11. Будни следствия

Постепенно следователь стал вызывать меня на допросы раз в неделю или раз в десять дней, держал четыре-пять часов, каждый раз уговаривал меня сознаться и грозил расстрелом, но делал это все более вяло. Видимо, ничего нового он придумать не мог, а принимать более энергичный нажим почему-то не входило в его планы. Для меня не было сомнения, что эти допросы нужны следователю не для дела, а чтобы отбыть положенное число часов на службе, «за работой». Он, видимо, скучал и несколько оживлялся только при угрозах расстрелом. Иногда он предлагал мне изложить какую-нибудь «техническую деталь», как он выражался, то есть дать расчет улова рыбного траулера за год, соображения относительно рыбных отходов, возможности производства из них рыбной муки и т. д.
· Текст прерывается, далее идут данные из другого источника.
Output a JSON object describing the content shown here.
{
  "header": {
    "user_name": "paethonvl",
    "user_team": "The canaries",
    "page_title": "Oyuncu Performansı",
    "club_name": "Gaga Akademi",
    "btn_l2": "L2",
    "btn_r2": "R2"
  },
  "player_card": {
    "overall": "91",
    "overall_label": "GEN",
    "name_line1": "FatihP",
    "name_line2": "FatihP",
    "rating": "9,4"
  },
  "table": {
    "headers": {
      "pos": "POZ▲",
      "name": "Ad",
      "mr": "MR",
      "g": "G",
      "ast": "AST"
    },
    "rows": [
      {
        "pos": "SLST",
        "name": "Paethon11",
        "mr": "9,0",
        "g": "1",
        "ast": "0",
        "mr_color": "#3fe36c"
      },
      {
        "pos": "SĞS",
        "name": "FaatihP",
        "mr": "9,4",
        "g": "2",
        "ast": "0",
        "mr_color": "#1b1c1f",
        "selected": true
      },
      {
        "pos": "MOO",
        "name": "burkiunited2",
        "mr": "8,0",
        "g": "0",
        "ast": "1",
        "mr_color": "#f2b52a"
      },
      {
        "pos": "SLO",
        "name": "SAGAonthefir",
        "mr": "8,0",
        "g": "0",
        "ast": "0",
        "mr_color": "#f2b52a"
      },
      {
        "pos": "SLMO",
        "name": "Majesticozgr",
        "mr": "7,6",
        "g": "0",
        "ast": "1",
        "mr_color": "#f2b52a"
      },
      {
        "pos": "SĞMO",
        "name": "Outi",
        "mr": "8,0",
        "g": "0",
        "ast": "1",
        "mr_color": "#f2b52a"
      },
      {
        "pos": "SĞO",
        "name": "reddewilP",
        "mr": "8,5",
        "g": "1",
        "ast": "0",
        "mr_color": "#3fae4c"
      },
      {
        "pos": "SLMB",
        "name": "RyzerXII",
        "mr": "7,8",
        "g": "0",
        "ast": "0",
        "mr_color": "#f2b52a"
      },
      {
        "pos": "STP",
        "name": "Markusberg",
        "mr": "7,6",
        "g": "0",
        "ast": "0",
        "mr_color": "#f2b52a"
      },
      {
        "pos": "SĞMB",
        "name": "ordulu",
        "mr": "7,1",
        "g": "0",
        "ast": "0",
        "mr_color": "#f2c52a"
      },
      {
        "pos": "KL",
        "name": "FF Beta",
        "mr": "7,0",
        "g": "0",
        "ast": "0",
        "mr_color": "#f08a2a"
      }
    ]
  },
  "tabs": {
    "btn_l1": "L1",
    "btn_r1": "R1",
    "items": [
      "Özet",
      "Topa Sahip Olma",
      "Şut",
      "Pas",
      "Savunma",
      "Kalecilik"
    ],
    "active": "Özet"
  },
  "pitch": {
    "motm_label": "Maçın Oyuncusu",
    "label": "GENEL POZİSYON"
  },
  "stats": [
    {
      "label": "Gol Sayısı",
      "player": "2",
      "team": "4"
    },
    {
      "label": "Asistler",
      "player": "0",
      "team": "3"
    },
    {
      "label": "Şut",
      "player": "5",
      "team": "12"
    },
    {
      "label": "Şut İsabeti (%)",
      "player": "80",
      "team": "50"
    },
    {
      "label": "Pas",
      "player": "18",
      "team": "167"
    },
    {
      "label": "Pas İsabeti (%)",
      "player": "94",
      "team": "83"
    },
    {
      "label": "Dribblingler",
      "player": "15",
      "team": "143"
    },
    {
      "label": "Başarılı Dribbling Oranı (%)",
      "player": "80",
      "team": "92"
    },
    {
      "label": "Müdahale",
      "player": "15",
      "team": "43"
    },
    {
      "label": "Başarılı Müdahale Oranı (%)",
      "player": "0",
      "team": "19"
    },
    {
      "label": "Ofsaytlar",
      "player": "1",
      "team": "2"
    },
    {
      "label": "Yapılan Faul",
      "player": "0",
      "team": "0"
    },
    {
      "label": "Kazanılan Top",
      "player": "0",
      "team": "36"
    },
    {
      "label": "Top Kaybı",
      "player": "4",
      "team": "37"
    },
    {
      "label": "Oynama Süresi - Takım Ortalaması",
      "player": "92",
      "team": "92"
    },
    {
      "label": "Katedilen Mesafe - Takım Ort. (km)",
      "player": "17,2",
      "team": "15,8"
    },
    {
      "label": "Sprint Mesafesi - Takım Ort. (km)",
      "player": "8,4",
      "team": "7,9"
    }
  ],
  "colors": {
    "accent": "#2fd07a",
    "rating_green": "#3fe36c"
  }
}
Сам он в это время лениво просматривал газету. Я говорил, намеренно усложняя деталями, нисколько не заботясь о точности, уверенный, что он не понимает и половины моих слов, что следить за ходом моего изложения вопроса он не в состоянии, и что это вообще никакого значения ни для кого не имеет. Отдельные его реплики убеждали меня в этом вполне. Иногда я видел, как он дремлет, прикрывшись от меня газетой. Я пробовал умолкать — он просыпался.

— Ну-с, продолжайте.

Мне приходилось возобновлять бесцельное словоизвержение. Наблюдая его, я стал постепенно практиковаться в том, чтобы вносить изменения в направление этих допросов. Например, говоря о рыбных отходах, я начинал рассказывать, какие рыбы водятся в Баренцевом море, стремясь поразить его воображение какими-нибудь необыкновенными особенностями. Эффект получался полный: он оживлялся, и незаметно для него, допрос переходил в разговор на совершенно постороннюю тему.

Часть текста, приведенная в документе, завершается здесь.